Wolfram Weimer, Staatsminister beim Bundeskanzler und Beauftragter der Bundesregierung für Kultur und Medien, hat kürzlich mit seinem Gastbeitrag für die Süddeutsche Zeitung (SZ) für Empörung gesorgt. Grund: Er hatte es gewagt, für die Freiheit der Kunst zu plädieren und sie vor der Politisierung von links und rechts zu schützen: „Die liberale Antwort auf diese Entwicklung lautet, keinen politischen Einfluss zu nehmen, sondern, ganz im Gegenteil, die Freiheit der Kunst zu verteidigen. Die Korridore des Sagbaren, Erkundbaren und Darstellbaren möglichst weiten, anstatt sie zu verengen.“ Der Staat solle sich inhaltlicher Einmischung enthalten – „er degradiert ansonsten die Künste zur Platzanweiserin der jeweiligen politischen Korrektheit“.

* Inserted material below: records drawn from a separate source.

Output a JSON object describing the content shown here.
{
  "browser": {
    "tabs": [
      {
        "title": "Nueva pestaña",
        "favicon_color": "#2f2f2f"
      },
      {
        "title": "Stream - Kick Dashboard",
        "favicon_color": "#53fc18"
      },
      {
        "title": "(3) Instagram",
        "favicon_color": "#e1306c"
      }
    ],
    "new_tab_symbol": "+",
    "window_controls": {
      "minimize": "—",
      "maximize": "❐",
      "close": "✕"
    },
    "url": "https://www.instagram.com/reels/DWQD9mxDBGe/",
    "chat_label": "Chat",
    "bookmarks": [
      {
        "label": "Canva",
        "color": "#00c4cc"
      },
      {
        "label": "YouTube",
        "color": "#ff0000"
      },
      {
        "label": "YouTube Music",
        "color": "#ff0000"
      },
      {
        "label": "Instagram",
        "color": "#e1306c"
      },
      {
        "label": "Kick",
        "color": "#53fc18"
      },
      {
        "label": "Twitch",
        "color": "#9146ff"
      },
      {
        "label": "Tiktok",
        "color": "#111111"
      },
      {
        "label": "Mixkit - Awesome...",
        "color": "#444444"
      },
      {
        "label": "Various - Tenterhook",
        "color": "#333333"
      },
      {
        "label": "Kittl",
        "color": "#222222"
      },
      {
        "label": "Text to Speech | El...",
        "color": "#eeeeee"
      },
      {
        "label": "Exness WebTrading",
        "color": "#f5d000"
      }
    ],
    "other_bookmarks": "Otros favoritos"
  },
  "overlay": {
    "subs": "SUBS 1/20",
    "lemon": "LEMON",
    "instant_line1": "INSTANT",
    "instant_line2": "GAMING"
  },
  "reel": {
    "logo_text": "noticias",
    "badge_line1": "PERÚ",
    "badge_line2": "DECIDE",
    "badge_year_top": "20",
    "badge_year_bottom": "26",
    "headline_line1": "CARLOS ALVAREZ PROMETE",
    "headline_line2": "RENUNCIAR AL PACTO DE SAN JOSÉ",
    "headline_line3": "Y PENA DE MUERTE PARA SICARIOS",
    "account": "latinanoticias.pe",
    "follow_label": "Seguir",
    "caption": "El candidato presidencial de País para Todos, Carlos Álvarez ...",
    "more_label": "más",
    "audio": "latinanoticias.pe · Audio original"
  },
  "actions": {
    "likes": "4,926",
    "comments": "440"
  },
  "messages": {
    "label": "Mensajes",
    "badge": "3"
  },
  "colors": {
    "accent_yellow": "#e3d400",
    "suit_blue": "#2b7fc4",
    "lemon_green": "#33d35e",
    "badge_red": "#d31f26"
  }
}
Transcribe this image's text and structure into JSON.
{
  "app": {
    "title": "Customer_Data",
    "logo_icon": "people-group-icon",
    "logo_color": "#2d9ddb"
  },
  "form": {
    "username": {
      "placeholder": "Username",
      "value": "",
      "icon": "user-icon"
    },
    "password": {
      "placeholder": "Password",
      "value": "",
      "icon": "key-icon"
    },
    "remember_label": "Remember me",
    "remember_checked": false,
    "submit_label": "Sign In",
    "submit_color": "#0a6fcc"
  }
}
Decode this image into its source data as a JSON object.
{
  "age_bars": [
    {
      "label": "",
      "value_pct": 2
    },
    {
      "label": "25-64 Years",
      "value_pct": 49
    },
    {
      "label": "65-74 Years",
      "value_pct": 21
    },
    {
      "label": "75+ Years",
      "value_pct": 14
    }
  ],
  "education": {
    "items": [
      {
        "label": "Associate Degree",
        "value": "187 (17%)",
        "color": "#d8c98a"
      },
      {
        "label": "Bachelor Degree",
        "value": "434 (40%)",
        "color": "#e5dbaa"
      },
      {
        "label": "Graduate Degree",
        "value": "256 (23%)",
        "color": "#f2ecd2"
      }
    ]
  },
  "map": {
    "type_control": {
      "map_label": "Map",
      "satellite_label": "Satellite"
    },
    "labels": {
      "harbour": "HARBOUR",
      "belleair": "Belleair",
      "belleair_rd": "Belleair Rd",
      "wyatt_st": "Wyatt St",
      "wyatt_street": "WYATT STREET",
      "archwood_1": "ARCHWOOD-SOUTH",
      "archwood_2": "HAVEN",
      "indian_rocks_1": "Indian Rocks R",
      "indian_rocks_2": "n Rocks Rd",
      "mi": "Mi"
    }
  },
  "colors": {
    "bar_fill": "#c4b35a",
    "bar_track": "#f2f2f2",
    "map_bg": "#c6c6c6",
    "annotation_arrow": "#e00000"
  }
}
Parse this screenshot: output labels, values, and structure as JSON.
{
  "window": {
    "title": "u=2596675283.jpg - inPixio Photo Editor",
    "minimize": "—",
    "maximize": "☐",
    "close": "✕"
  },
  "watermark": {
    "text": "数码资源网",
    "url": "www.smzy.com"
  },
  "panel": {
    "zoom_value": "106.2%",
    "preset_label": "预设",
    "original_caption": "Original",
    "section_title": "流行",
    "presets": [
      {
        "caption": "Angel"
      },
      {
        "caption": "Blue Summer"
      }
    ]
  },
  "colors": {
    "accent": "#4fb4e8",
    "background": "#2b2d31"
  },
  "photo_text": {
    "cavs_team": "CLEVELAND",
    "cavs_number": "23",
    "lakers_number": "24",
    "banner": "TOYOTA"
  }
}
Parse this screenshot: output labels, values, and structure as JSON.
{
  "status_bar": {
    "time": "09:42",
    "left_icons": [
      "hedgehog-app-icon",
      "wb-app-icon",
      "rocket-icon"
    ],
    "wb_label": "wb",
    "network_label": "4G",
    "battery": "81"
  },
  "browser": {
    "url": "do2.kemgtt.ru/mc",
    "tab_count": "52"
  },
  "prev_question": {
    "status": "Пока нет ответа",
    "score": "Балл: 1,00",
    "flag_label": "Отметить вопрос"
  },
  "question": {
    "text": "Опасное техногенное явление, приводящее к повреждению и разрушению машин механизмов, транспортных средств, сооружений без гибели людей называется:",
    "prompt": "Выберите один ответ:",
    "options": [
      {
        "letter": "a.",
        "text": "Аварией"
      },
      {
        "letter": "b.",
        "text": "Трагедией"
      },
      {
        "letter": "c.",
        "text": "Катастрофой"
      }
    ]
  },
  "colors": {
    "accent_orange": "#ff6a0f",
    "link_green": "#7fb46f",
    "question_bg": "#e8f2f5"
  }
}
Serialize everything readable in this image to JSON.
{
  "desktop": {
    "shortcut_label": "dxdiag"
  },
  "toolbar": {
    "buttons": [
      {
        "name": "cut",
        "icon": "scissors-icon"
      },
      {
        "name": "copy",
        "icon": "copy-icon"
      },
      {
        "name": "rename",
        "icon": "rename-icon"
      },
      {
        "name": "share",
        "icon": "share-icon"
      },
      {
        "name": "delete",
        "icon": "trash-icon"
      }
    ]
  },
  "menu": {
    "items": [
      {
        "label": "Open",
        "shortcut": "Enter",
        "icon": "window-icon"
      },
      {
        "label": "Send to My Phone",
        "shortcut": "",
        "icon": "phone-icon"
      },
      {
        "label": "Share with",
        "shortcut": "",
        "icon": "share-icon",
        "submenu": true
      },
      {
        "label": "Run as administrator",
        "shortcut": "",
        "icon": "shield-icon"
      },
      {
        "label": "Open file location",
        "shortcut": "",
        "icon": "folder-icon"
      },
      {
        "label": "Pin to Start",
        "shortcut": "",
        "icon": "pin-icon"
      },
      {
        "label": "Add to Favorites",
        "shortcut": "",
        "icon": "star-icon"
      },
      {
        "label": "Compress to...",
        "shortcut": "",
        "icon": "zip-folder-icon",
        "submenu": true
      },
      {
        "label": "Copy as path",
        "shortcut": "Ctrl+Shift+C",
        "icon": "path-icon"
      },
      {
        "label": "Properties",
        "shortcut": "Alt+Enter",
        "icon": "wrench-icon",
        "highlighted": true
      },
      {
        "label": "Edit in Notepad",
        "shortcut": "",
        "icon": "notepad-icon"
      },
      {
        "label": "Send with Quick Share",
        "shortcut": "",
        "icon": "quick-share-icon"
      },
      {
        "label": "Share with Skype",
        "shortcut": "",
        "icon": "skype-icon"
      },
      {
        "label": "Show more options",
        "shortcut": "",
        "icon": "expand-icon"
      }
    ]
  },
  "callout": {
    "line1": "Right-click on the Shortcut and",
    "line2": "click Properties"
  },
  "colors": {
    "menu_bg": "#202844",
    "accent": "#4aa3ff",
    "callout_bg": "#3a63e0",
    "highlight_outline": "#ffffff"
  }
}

Im Interview im heute-journal wurde Weimer von Moderatorin Dunja Hayali aggressiv angegangen. Viele Menschen würden beklagen, sie dürften nicht mehr alles sagen, meinte Hayali, obwohl sie dann doch etwas sagten, „was über die Schmerzgrenze hinausgeht“. Jedenfalls über die Schmerzgrenze der ZDF-Frau, die keinerlei Einengung des Diskurskorridors erkennen kann. Schließlich dürfe ein Dieter Nuhr doch im Fernsehen auftreten und Hallen füllen.
Wolfram Weimer verwahrt sich gegen die Politisierung der Kultur.
Worauf Weimer daran erinnerte, dass die Hälfte der Deutschen der Ansicht sind, dass Freiheitsräume gefühlt enger geworden sind, und wenn so viele Menschen diesen Eindruck hätten, sei das bedenklich. Hayali stieß sich dann daran, dass der Minister Wortkreationen wie „radikalfeministische, postkoloniale, ökosozialistische Empörungskultur“, „freiheitsfeindliche Übergriffigkeit der Linken“, „linker Alarmismus“ und „Sprachwächter“ verwende – ob das diesen Kulturkampf nicht befeuere? Trocken gab Weimer zurück: „Ich argumentiere aus der Liberalität der Mitte.“ AfD und Linke schaukelten sich hoch im öffentlichen Diskurs, das mache die „Räume eng für uns in der Mitte“.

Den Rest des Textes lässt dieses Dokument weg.